Yang paling mencengangkan adalah ada 1 siswa di kelas VIIA yang baru pertama kali mengoperasikan komputer. Waduh… secara tahun 2015 gitu loh dan tinggal di Kota Bogor, di mana tak jauh dari Jakarta. Saya sampai tanya bagaimana pembelajaran dan tugas-tugas ketika di SD. Siswa tersebut mengatakan bahwa pembelajaran di SD tak mengharuskan mencari di internet dan tak pernah menugaskan yang berhubungan dengan computer. Ketika ditanya apakah di sekolahnya terdapat laboratorium computer, ia berkata tak terdapat laboratorium computer.

Saya berharap ketika mengajar TIK di kelas VIIB mendapatkan hal yang lebih baik. Ternyata eh ternyata… sama saja, bahkan anak-anak yang belum pernah mengoperasikan computer ada 3 orang. Hiks…

Di sinilah saya merasa sedih. Saya jadi berpikir, yang tadinya saya cuek banget dengan demo-demo TIK, sekarang saya menjadi lebih peduli. Bagaimana siswa bisa pandai mengoperasikan computer, bila tidak difasilitasi dengan sarana yang memadai serta guru-guru yang mumpuni. Memang pada kurikulum 2013, mata pelajaran TIK diaplikasikan pada semua mata pelajaran. Hal itu tak menjadi masalah bila gurunya bisa mengaplikasikan mata pelajaran TIK pada pelajaran yang diampunya, bila gurunya tidak bisa maka siswa yang terkorbankan. Kemudian bila siswa membawa laptop masing-masing atau di sekolah tersebut terdapat laboratorium computer minimal 2 buah laboratorium komputer, maka pembelajaran menggunakan kurikulum 2013 akan berjalan lancar. Tetapi penerapan kurikulum 2013 tidak dibarengi dengan kondisi sarana prasarana yang memadai.

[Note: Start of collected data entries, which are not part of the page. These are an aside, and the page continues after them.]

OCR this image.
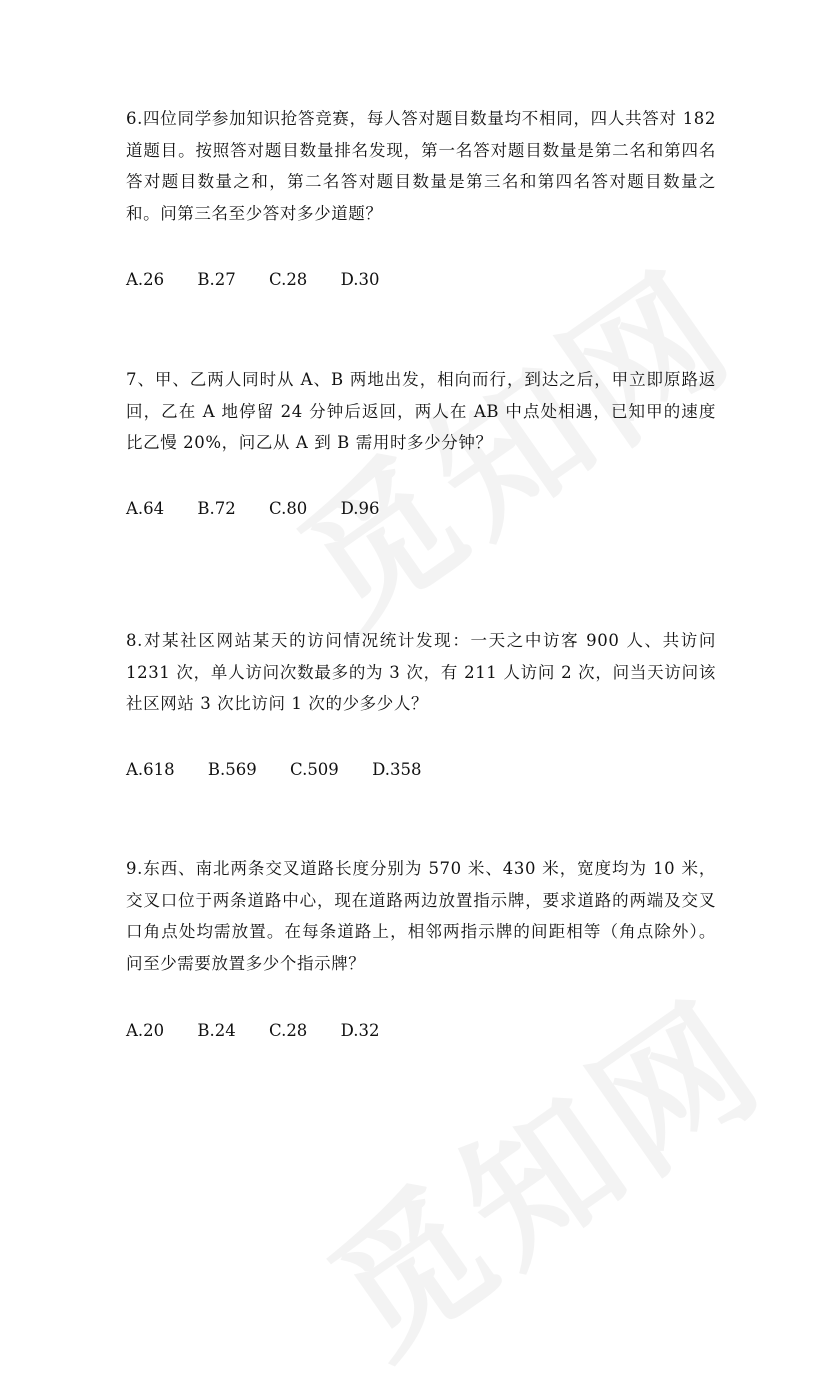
6.四位同学参加知识抢答竞赛，每人答对题目数量均不相同，四人共答对 182 道题目。按照答对题目数量排名发现，第一名答对题目数量是第二名和第四名答对题目数量之和，第二名答对题目数量是第三名和第四名答对题目数量之和。问第三名至少答对多少道题？
A.26 B.27 C.28 D.30
7、甲、乙两人同时从 A、B 两地出发，相向而行，到达之后，甲立即原路返回，乙在 A 地停留 24 分钟后返回，两人在 AB 中点处相遇，已知甲的速度比乙慢 20%，问乙从 A 到 B 需用时多少分钟？
A.64 B.72 C.80 D.96
8.对某社区网站某天的访问情况统计发现：一天之中访客 900 人、共访问 1231 次，单人访问次数最多的为 3 次，有 211 人访问 2 次，问当天访问该社区网站 3 次比访问 1 次的少多少人？
A.618 B.569 C.509 D.358
9.东西、南北两条交叉道路长度分别为 570 米、430 米，宽度均为 10 米，交叉口位于两条道路中心，现在道路两边放置指示牌，要求道路的两端及交叉口角点处均需放置。在每条道路上，相邻两指示牌的间距相等（角点除外）。问至少需要放置多少个指示牌？
A.20 B.24 C.28 D.32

Sehingga rasanya seperti menggapai harapan yang kosong.

Ketika tantangan (saya senang menyebutkannya dengan kata TANTANGAN daripada MASALAH) di kelas TIK terjadi di Kota Bogor (yang notabene dekat dengan Jakarta), saya jadi berpikir bagaimana pembelajaran TIK di sekolah-sekolah biasa yang ada di pedalaman atau di pulau-pulau terpencil.

Dengan kondisi siswa dan kondisi sarana prasarana yang ada, apakah mereka pada pelajaran TIK hanya ditugaskan mengisi LKS saja? Bukan kah TIK itu harus lebih banyak prakteknya?!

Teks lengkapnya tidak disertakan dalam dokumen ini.